I am increasing the amount I print and at the moment I am getting a print company to do the printing for me if I need more than 20 copies but would like to be able to do it myself, I only have a basic printer so I don't think there is a meter on it.  I print solid colour onto semi glossy paper, the amount of ink used varies.  I know that some companies offer contracts where you pay per page, regardless of the amount of ink used but I'm not sure I want to enter into a contract.


----------



## allthedoyles (8 Sep 2009)

I buy my colour laser cartridges from amazon.co.uk - they are cheapest  and buy my imaging drum reset chip here .:>

[broken link removed]


----------



## shopgirl (8 Sep 2009)

I'm getting more confused by the minute - what is an imaging drum re-set chip please!


----------



## allthedoyles (8 Sep 2009)

Well my Colour laser printer has four cartridges , also known as CYMK ( cyan - yellow - magenta - and black )

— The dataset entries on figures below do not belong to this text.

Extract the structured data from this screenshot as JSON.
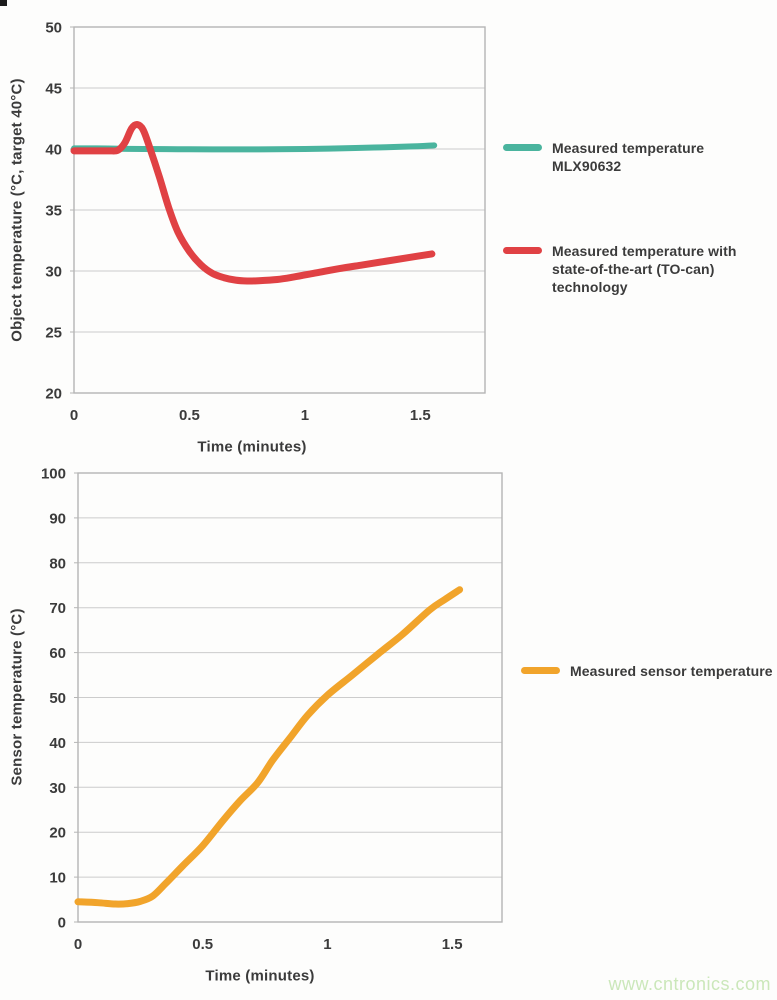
{
  "chart_data": [
    {
      "type": "line",
      "title": "",
      "xlabel": "Time (minutes)",
      "ylabel": "Object temperature (°C, target 40°C)",
      "xlim": [
        0,
        1.78
      ],
      "ylim": [
        20,
        50
      ],
      "xticks": [
        0,
        0.5,
        1,
        1.5
      ],
      "yticks": [
        20,
        25,
        30,
        35,
        40,
        45,
        50
      ],
      "grid": "horizontal",
      "legend_position": "right",
      "series": [
        {
          "name": "Measured temperature MLX90632",
          "color": "#4ab49e",
          "stroke_width": 6,
          "x": [
            0,
            0.1,
            0.2,
            0.3,
            0.45,
            0.6,
            0.8,
            1.0,
            1.15,
            1.3,
            1.45,
            1.56
          ],
          "y": [
            40.05,
            40.05,
            40.02,
            40.0,
            39.98,
            39.97,
            39.97,
            40.0,
            40.05,
            40.12,
            40.2,
            40.3
          ]
        },
        {
          "name": "Measured temperature with state-of-the-art (TO-can) technology",
          "color": "#e04144",
          "stroke_width": 7,
          "x": [
            0,
            0.08,
            0.15,
            0.19,
            0.22,
            0.25,
            0.275,
            0.3,
            0.33,
            0.37,
            0.41,
            0.45,
            0.5,
            0.55,
            0.6,
            0.65,
            0.7,
            0.75,
            0.8,
            0.88,
            0.95,
            1.05,
            1.15,
            1.25,
            1.35,
            1.45,
            1.55
          ],
          "y": [
            39.85,
            39.85,
            39.85,
            39.9,
            40.5,
            41.7,
            42.0,
            41.55,
            40.0,
            37.7,
            35.2,
            33.2,
            31.6,
            30.5,
            29.8,
            29.45,
            29.25,
            29.18,
            29.2,
            29.3,
            29.5,
            29.85,
            30.2,
            30.5,
            30.8,
            31.1,
            31.4
          ]
        }
      ]
    },
    {
      "type": "line",
      "title": "",
      "xlabel": "Time (minutes)",
      "ylabel": "Sensor temperature (°C)",
      "xlim": [
        0,
        1.7
      ],
      "ylim": [
        0,
        100
      ],
      "xticks": [
        0,
        0.5,
        1,
        1.5
      ],
      "yticks": [
        0,
        10,
        20,
        30,
        40,
        50,
        60,
        70,
        80,
        90,
        100
      ],
      "grid": "horizontal",
      "legend_position": "right",
      "series": [
        {
          "name": "Measured sensor temperature",
          "color": "#f1a42b",
          "stroke_width": 7,
          "x": [
            0,
            0.08,
            0.15,
            0.2,
            0.25,
            0.3,
            0.35,
            0.42,
            0.5,
            0.58,
            0.65,
            0.72,
            0.78,
            0.85,
            0.92,
            1.0,
            1.1,
            1.21,
            1.3,
            1.41,
            1.47,
            1.53
          ],
          "y": [
            4.5,
            4.3,
            4.0,
            4.1,
            4.6,
            5.8,
            8.5,
            12.5,
            17.0,
            22.5,
            27.0,
            31.0,
            36.0,
            41.0,
            46.0,
            50.5,
            55.0,
            60.0,
            64.0,
            69.5,
            71.8,
            74.0
          ]
        }
      ]
    }
  ],
  "watermark": {
    "text": "www.cntronics.com",
    "color": "#cbe7ba"
  },
  "colors": {
    "grid": "#cccccc",
    "plot_border": "#b5b5b5",
    "axis_text": "#3b3b3b",
    "background": "#fdfdfc"
  }
}
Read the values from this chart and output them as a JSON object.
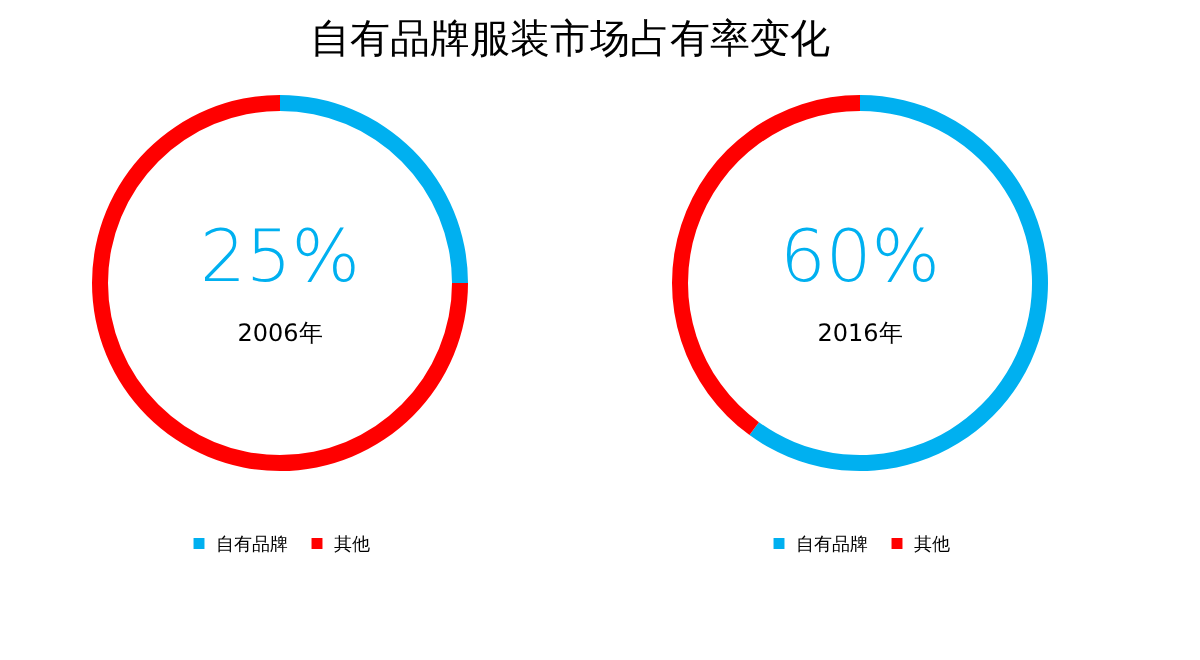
{
  "chart_data": [
    {
      "type": "donut",
      "title": "自有品牌服装市场占有率变化",
      "subtitle": "2006年",
      "categories": [
        "自有品牌",
        "其他"
      ],
      "values": [
        25,
        75
      ],
      "colors": [
        "#00b0f0",
        "#ff0000"
      ],
      "value_labels": [
        "25%",
        null
      ],
      "legend": "bottom"
    },
    {
      "type": "donut",
      "subtitle": "2016年",
      "categories": [
        "自有品牌",
        "其他"
      ],
      "values": [
        60,
        40
      ],
      "colors": [
        "#00b0f0",
        "#ff0000"
      ],
      "value_labels": [
        "60%",
        null
      ],
      "legend": "bottom"
    }
  ]
}
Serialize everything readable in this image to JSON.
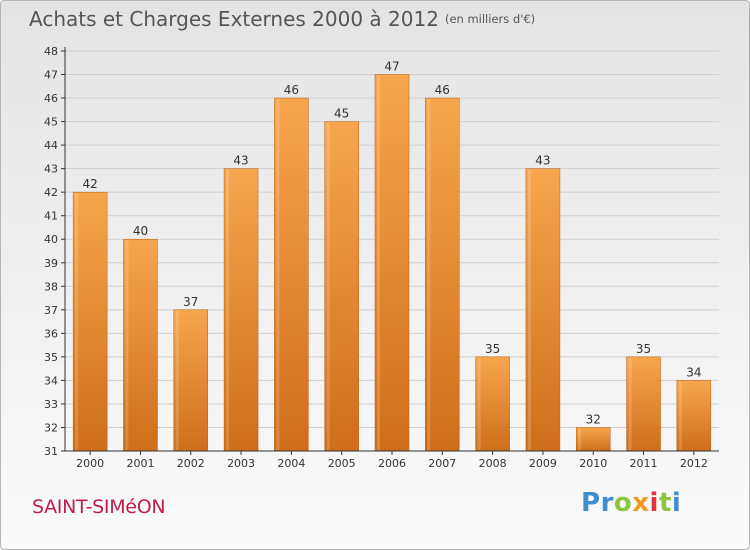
{
  "header": {
    "title": "Achats et Charges Externes 2000 à 2012",
    "unit": "(en milliers d'€)"
  },
  "footer": {
    "place": "SAINT-SIMéON",
    "logo_letters": [
      {
        "char": "P",
        "color": "#3e8fd0"
      },
      {
        "char": "r",
        "color": "#3e8fd0"
      },
      {
        "char": "o",
        "color": "#8cc63f"
      },
      {
        "char": "x",
        "color": "#f39a1e"
      },
      {
        "char": "i",
        "color": "#e6323e"
      },
      {
        "char": "t",
        "color": "#8cc63f"
      },
      {
        "char": "i",
        "color": "#3e8fd0"
      }
    ]
  },
  "colors": {
    "bar_light": "#f7a64e",
    "bar_dark": "#cf6e1a",
    "axis": "#333333",
    "grid": "#cfcfcf",
    "place_text": "#c01e4a"
  },
  "chart_data": {
    "type": "bar",
    "categories": [
      "2000",
      "2001",
      "2002",
      "2003",
      "2004",
      "2005",
      "2006",
      "2007",
      "2008",
      "2009",
      "2010",
      "2011",
      "2012"
    ],
    "values": [
      42,
      40,
      37,
      43,
      46,
      45,
      47,
      46,
      35,
      43,
      32,
      35,
      34
    ],
    "title": "Achats et Charges Externes 2000 à 2012",
    "xlabel": "",
    "ylabel": "",
    "ylim": [
      31,
      48
    ],
    "yticks": [
      31,
      32,
      33,
      34,
      35,
      36,
      37,
      38,
      39,
      40,
      41,
      42,
      43,
      44,
      45,
      46,
      47,
      48
    ],
    "grid": true,
    "data_labels": true
  }
}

It also has an imaging drum .

The imaging drum reads each page you put through the printer . However , if you only print 1/3 of a page , it will be read as a full page .

So you will get a message to say that your imaging drum is empty after a certain number of pages - say 5,000 )  even though it is not empty.

So by buying a reset chip on eBay , I can continue to use the imaging drum for a long long time extra .

BTW , an imaging drum for my HP cost around € 180 and a reset chip cost about € 15 

I hope this makes sense .


----------



## shopgirl (8 Sep 2009)

Thanks for the info, very helpful.


----------



## mathepac (8 Sep 2009)

He uses a colour laser with a specified duty-cycle for the imaging-drum which needs a new micro-chip to reset the page-count if the print quality is still acceptable - lasers often need consumables other than ink replaced.


----------



## emaol (9 Sep 2009)

paddy26 said:


> If I could get one with a fax that would solve another problem!



Search online for free fax from your pc software, you might get some savings there.


----------



## neilm (16 Oct 2009)

gm88 said:


> I bought one too!  It's wireless, and it prints, scans & copies as well as photos.  I bought it for €79 in PC World, but see it's €71.99 in argos.




What the hell, its 230euro now?? Is that the right link?


----------